Moody's Ratings Pangkas Prospek Peringkat Kredit Indonesia, Airlangga Bilang Begini

Moody's Ratings menurunkan prospek kredit Indonesia.

Diterbitkan 05 Februari 2026, 22:30 WIB
Share
Copy Link
Batalkan

Liputan6.com, Jakarta - Menteri Koordinator Bidang Perekonomian, Airlangga Hartarto buka suara mengenai Moody's Ratings yang menurunkan prospek kredit Indonesia menjadi negatif dari stabil. Menurutnya pemerintah tetap konsisten menjaga perekonomian RI.

Menurutnya, Moody's tetap menempatkan Indonesia pada kategori investment grade. Airlangga masih membutuhkan penjelasan soal outlook Moody's yang turun jadi negatif.

"Kalau Moody's kan dari segi ratingnya tetap investment grade, hanya Moody's bicara mengenai outlook. Outlook itu membutuhkan penjelasan.Karena pemerintah tetap konsisten bahwa budget defisit dipatok di 3% kemudian hutang di bawah 40%," ungkap Airlangga, ditemui usai Pertemuan Tahunan Industri Jasa Keuangan (PTIJK) 2026, di Jakarta, Kamis (5/2/2026).

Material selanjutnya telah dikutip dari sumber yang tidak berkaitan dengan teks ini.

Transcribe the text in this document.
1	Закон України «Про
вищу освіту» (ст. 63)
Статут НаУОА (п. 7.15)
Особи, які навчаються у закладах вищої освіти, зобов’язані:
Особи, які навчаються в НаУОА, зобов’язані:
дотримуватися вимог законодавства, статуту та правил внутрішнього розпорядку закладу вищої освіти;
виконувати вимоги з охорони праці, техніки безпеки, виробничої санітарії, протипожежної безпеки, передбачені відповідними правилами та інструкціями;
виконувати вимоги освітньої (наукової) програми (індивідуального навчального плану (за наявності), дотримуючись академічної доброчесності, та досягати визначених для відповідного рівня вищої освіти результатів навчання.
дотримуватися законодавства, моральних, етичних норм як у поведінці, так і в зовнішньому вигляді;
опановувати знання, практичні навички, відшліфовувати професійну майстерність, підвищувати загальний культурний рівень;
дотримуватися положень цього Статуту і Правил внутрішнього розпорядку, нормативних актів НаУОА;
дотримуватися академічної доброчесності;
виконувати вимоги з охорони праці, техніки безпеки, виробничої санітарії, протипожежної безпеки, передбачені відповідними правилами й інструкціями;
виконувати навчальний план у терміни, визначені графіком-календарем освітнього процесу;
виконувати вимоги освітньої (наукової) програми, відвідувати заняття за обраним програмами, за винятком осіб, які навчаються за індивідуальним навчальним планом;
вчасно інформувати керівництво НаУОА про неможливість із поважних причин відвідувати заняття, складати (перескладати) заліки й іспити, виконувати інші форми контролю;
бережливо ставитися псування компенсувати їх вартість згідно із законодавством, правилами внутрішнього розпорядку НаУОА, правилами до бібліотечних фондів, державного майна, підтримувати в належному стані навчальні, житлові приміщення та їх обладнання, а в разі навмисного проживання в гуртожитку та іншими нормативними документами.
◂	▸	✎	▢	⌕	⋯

Dalam paparannya, Airlangga menyampaikan kalau nilai RI dari lembaga pemeringkat internasional masih positif.

"Dan dari segi investment, inilah. BBB, Fitch masih kasih investment grade. S&P, BBB investment grade. Moody juga sebetulnya masih investment grade. BAA2. Cuma dia kasih outlook negative. Nah outlook negative itu membutuhkan penjelasan," tutur dia.

Dia menjelaskan, ada perbedaan dimana saat ini investasi pemerintah digedor oleh Badan Pengelola Investasi Daya Anagata Nusantara (Danantara). Biasanya, APBN aktif terlibat atau melalui BUMN menyasar investasi.

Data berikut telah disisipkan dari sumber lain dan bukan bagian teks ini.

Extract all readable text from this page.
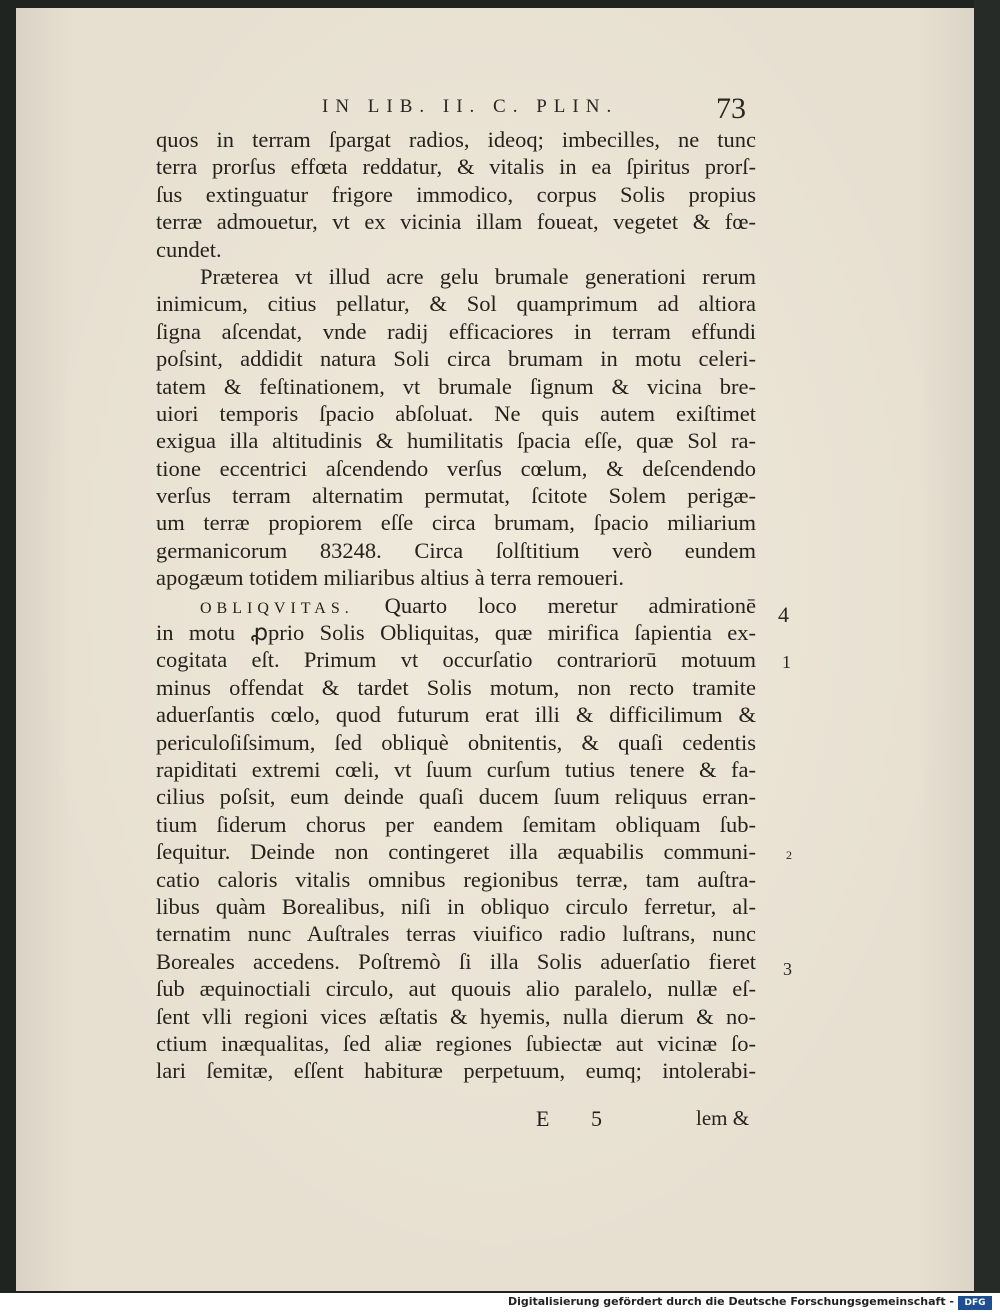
IN LIB. II. C. PLIN.	73
quos in terram ſpargat radios, ideoq; imbecilles, ne tunc
terra prorſus effœta reddatur, & vitalis in ea ſpiritus prorſ-
ſus extinguatur frigore immodico, corpus Solis propius
terræ admouetur, vt ex vicinia illam foueat, vegetet & fœ-
cundet.
Præterea vt illud acre gelu brumale generationi rerum
inimicum, citius pellatur, & Sol quamprimum ad altiora
ſigna aſcendat, vnde radij efficaciores in terram effundi
poſsint, addidit natura Soli circa brumam in motu celeri-
tatem & feſtinationem, vt brumale ſignum & vicina bre-
uiori temporis ſpacio abſoluat. Ne quis autem exiſtimet
exigua illa altitudinis & humilitatis ſpacia eſſe, quæ Sol ra-
tione eccentrici aſcendendo verſus cœlum, & deſcendendo
verſus terram alternatim permutat, ſcitote Solem perigæ-
um terræ propiorem eſſe circa brumam, ſpacio miliarium
germanicorum 83248. Circa ſolſtitium verò eundem
apogæum totidem miliaribus altius à terra remoueri.
OBLIQVITAS. Quarto loco meretur admirationē
in motu ꝓprio Solis Obliquitas, quæ mirifica ſapientia ex-
cogitata eſt. Primum vt occurſatio contrariorū motuum
minus offendat & tardet Solis motum, non recto tramite
aduerſantis cœlo, quod futurum erat illi & difficilimum &
periculoſiſsimum, ſed obliquè obnitentis, & quaſi cedentis
rapiditati extremi cœli, vt ſuum curſum tutius tenere & fa-
cilius poſsit, eum deinde quaſi ducem ſuum reliquus erran-
tium ſiderum chorus per eandem ſemitam obliquam ſub-
ſequitur. Deinde non contingeret illa æquabilis communi-
catio caloris vitalis omnibus regionibus terræ, tam auſtra-
libus quàm Borealibus, niſi in obliquo circulo ferretur, al-
ternatim nunc Auſtrales terras viuifico radio luſtrans, nunc
Boreales accedens. Poſtremò ſi illa Solis aduerſatio fieret
ſub æquinoctiali circulo, aut quouis alio paralelo, nullæ eſ-
ſent vlli regioni vices æſtatis & hyemis, nulla dierum & no-
ctium inæqualitas, ſed aliæ regiones ſubiectæ aut vicinæ ſo-
lari ſemitæ, eſſent habituræ perpetuum, eumq; intolerabi-
4
1
2
3
E 5	lem &
Digitalisierung gefördert durch die Deutsche Forschungsgemeinschaft -	DFG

"Nah saat sekarang investasi dilakukan dengan Danantara, dan Danantara juga menjaga tata kelola yang baik, dan tata kelola yang baik dari Danantara itu bagian daripada transformasi BUMN menjadi Sovereign Wealth Fund dimana ini best practice-nya sudah ada dengan berbagai Sovereign Wealth Fund," jelas dia.

"Jadi saya sudah bicara dengan Danantara dimana mereka juga akan mempersiapkan langkah-langkah untuk menjelaskan kepada rating agency," sambung Menko Airlangga.

 

Moody's Turunkan Prospek Peringkat Kredit RI

Diberitakan sebelumnya, Lembaga pemeringkat internasional Moody’s Ratings telah menurunkan prospek peringkat kredit Indonesia menjadi negatif dari stabil. Moodys menilai, perubahan prospek ini karena berkurangnya prediktabilitas dalam pembuatan kebijakan. Akan tetapi, Moody’s mempertahankan peringkat Indonesia di peringkat Baa2.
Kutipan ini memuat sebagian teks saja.